Les Principes directeurs des Nations Unies constituent un grand pas en avant dans le système international des droits humains, mais ils sont manifestement insuffisants pour atteindre correctement le but qu’ils poursuivent. Comme leur nom l’indique clairement, ce sont des principes directeurs, ce qui signifie qu’ils sont des mécanismes pour accompagner les parties prenantes afin de prendre en compte les droits humains des personnes impliquées dans le projet d’une entreprise transnationale. Ce ne sont pas des règles ou des règlements clairs, mais des lignes directrices qui peuvent montrer la manière de réduire l’impact sur les droits humains de ce type de projets d’investissement. Bien sûr, c’est laissé à la volonté des parties prenantes et nous ne pouvons pas avoir la naïveté de penser que chaque entreprise internationale va embrasser joyeusement ces principes comme si elle les attendait. Malheureusement, nous avons un autre exemple de ce type d’approche souple dans une autre question cruciale par laquelle le continent africain est concerné. Des directives volontaires pour soutenir la réalisation progressive du droit à l’alimentation dans le contexte de la sécurité alimentaire nationale ont été adoptées par le Conseil de la FAO il y a 14 ans. Les statistiques scandaleuses encore existantes de la faim et de la malnutrition chronique prouvent qu’il reste beaucoup à faire pour mettre fin à la famine. Les organisations religieuses d’AEFJN sont engagées dans de nombreuses régions d’Afrique à combattre le fléau de la faim. Même si leurs projets et leurs actions sont couronnés de succès, l’opinion largement répandue est que des mesures décisives plus fortes devraient être prises dans la communauté internationale. Par exemple, le personnel d’un centre de santé peut réussir à guérir les enfants de 0 à 5 ans de la malnutrition mais il se sent toujours vaincu quand il sait positivement que quelques kilomètres plus loin, des familles sans défense se trouvent dans une situation similaire, mais qu’elles sont hors de son atteinte.

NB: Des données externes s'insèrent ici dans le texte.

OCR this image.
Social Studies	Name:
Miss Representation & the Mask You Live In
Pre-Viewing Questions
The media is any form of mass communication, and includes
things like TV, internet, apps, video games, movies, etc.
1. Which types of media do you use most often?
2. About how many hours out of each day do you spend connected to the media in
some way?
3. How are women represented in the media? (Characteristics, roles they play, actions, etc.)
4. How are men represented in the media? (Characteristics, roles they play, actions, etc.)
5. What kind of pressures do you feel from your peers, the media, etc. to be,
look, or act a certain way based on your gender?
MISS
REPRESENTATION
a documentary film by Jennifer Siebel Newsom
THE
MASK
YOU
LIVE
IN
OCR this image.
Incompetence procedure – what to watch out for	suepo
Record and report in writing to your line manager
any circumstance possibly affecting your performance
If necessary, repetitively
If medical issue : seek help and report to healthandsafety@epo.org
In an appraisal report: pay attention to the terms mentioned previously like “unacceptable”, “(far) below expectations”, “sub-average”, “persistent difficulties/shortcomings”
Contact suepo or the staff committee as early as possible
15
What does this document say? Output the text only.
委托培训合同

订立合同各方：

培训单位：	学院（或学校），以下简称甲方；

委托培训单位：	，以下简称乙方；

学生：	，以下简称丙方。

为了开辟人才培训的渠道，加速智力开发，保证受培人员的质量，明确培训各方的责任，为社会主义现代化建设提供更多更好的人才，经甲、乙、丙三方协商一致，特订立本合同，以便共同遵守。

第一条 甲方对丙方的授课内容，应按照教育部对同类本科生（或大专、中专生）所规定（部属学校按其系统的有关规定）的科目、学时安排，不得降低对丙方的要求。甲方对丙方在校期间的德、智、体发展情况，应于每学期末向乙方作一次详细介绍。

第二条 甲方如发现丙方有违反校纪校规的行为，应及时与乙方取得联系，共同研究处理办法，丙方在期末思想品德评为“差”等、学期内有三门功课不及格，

Les principes directeurs, les directives volontaires, les règlements souples de droit international et les recommandations des organisations internationales sont des outils essentiels pour aller au-delà du respect des droits humains. Ils signifient généralement un changement dans la façon d’aborder la question dans la communauté internationale et de répandre son importance, en aidant les États à se concentrer sur ce but. Ils aident particulièrement à créer un consensus international sur ces questions. Et de manière cohérente, comme pour beaucoup de choses dans la vie, il faut du temps pour le faire. Ils contribuent également à élargir les efforts de financement en la matière et impliquent souvent non seulement des universitaires mais aussi des rapports officiels nationaux et internationaux. Ils impliquent une amélioration lente mais progressive des normes internationales de respect des droits humains. Ce sont les principales réalisations des principes directeurs. Dans le cas des principes directeurs des Nations unies (UNGP), tout un système est déployé non seulement avec un cadre de rapports mais aussi avec un groupe de travail mandaté pour développer et promouvoir la diffusion et la mise en œuvre, avec un forum annuel avec les parties prenantes dans la même direction.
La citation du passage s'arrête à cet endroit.